Jersey Shore, though, is unlike Survivor in that its success, as Nancy Franklin points out, depends on a kind of cultural and social posturing between the viewers and the viewed that doesn’t happen with other television.

“Our ability to take any pleasure, or even interest, in shows like this,” Franklin writes, “hinges not on our ability to identify with them but on our ability to distinguish ourselves from them.”

What’s interesting about this setup is that it’s the exact opposite of the way art is supposed to work. Most writers, whether they’re writing for the screen or the page, create characters to whom audiences can relate; otherwise, a story is unbearable to follow, no matter how interesting its plot, since readers can’t identify with characters’ responses to the story’s events.

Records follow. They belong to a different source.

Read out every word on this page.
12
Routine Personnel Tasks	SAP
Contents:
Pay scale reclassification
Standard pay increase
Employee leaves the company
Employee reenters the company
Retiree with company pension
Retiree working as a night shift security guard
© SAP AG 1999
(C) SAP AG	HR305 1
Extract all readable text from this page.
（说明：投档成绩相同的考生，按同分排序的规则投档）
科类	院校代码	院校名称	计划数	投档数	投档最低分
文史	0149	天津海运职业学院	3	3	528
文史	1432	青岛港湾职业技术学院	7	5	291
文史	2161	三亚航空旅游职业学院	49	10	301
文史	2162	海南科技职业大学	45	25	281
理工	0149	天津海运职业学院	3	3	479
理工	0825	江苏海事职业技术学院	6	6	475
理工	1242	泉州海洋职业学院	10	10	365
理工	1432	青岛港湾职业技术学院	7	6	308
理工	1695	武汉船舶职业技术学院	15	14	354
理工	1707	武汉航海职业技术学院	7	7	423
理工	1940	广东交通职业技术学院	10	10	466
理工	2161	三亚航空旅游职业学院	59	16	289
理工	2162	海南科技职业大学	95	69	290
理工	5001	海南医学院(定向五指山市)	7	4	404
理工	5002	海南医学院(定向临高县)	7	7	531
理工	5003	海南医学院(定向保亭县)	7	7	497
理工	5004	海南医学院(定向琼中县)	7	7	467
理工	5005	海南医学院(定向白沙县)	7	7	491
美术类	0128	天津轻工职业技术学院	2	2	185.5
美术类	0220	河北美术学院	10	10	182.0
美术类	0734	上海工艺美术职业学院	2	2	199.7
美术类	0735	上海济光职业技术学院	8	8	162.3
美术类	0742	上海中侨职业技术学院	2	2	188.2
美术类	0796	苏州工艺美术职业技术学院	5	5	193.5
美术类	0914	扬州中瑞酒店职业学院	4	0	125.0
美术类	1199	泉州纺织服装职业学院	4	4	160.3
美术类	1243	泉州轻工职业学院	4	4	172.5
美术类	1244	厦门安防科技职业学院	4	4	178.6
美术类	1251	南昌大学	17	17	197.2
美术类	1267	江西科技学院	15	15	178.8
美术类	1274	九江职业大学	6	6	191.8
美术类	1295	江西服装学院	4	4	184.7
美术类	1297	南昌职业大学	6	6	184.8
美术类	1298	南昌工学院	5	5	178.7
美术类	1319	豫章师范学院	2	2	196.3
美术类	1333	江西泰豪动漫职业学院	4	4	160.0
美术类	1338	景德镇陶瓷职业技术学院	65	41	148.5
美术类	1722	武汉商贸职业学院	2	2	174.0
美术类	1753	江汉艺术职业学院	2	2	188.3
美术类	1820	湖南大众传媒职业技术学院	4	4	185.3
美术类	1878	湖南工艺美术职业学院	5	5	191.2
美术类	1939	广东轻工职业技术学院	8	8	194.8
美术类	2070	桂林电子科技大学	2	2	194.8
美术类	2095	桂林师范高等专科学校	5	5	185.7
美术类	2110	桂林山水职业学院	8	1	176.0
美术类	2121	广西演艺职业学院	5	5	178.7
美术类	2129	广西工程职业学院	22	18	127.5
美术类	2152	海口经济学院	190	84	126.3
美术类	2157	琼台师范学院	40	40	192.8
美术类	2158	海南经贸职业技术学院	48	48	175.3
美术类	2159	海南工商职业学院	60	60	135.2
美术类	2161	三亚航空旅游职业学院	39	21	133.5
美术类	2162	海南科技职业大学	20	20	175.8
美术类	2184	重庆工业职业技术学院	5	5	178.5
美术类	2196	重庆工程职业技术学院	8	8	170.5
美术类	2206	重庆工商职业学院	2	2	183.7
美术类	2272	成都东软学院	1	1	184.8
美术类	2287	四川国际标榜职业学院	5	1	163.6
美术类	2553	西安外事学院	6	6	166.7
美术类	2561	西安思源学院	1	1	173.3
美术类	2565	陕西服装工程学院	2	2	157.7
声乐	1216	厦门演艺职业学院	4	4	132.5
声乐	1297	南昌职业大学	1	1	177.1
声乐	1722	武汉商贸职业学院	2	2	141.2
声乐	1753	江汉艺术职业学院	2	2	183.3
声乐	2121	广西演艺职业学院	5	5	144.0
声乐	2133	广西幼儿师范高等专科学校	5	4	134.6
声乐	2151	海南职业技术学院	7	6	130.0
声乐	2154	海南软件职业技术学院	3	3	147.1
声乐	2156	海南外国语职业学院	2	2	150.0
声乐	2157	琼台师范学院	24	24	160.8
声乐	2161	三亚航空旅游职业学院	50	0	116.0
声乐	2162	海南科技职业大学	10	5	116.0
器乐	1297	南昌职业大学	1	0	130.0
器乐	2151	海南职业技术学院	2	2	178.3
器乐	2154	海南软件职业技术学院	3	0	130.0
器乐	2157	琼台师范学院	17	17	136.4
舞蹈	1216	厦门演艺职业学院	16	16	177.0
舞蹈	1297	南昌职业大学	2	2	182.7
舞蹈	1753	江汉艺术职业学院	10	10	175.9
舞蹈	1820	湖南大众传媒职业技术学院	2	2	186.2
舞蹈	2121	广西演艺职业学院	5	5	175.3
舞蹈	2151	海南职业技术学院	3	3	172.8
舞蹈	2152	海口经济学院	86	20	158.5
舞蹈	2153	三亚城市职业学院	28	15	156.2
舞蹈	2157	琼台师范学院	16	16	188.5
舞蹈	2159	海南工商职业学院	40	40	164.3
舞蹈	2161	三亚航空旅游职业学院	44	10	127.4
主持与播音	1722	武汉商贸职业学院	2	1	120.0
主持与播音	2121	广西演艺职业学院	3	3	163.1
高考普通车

All of which is to say Jersey Shore, and reality television writ large, occupies a weird place in the TV-viewing imaginary, and that makes it awfully hard to evaluate either its status as art or its authenticity.

Of course, no one, aside from perhaps tunnel-visioned marketing executives, would make the case for reality television as reality. The obtrusive nature of reality TV means a show can only hope to be at best a representation of reality, and even this aspiration is complicated by several factors — among them, the presence of cameras and their effect on the cast’s behavior; the work of editors in compressing days of footage into neat hour-long chunks; and the emotional manipulation performed by producers, the way they poke and prod the cast in order to elicit more alluring material.

In Jersey Shore’s case, the line between the real and the staged is especially dubious. Does Snooki really like her men to be “juiceheads” (i.e. on steroids)? Does she always do cartwheels sans panties when she’s out at the club? Does “The Situation” really think his six-pack abs worthy of a nickname? (And by the way, isn’t the real “situation” with Mike not the abs of steel but the fact that this Staten Island Lothario is 27 going on a horned-up 13?)

To these inquiries — maybe yes, maybe no, says Franklin.

“We never have to feel any guilt over our condescension,” she claims, “because it’s so obvious that the cast members are in on the joke, too.”

But that the Jersey Shore crew is, in fact, “in on the joke” seems hardly self-evident. Indeed, to anyone who has seen Snooki, “The Situation” and/or Pauly D hitting the late-night circuit, the opposite appears true: these guys seem 100 percent oblivious of their cultural status, whatever that might be. Yes, if anything, they’re the butt of the joke.

And yet we still can’t give them up.

According to The New York Post, the cast is requesting an enormous raise for a possible season two. Does MTV give it to them? They’ve certainly generated enough buzz to justify a raise.

But maybe at this point the question is: how does MTV not give it to them? They’ve created a monster — a blow-out-sporting, high heel-wearing, dance floor-grinding, bona fide monster.

I’d say don’t look now, but chances are you already have.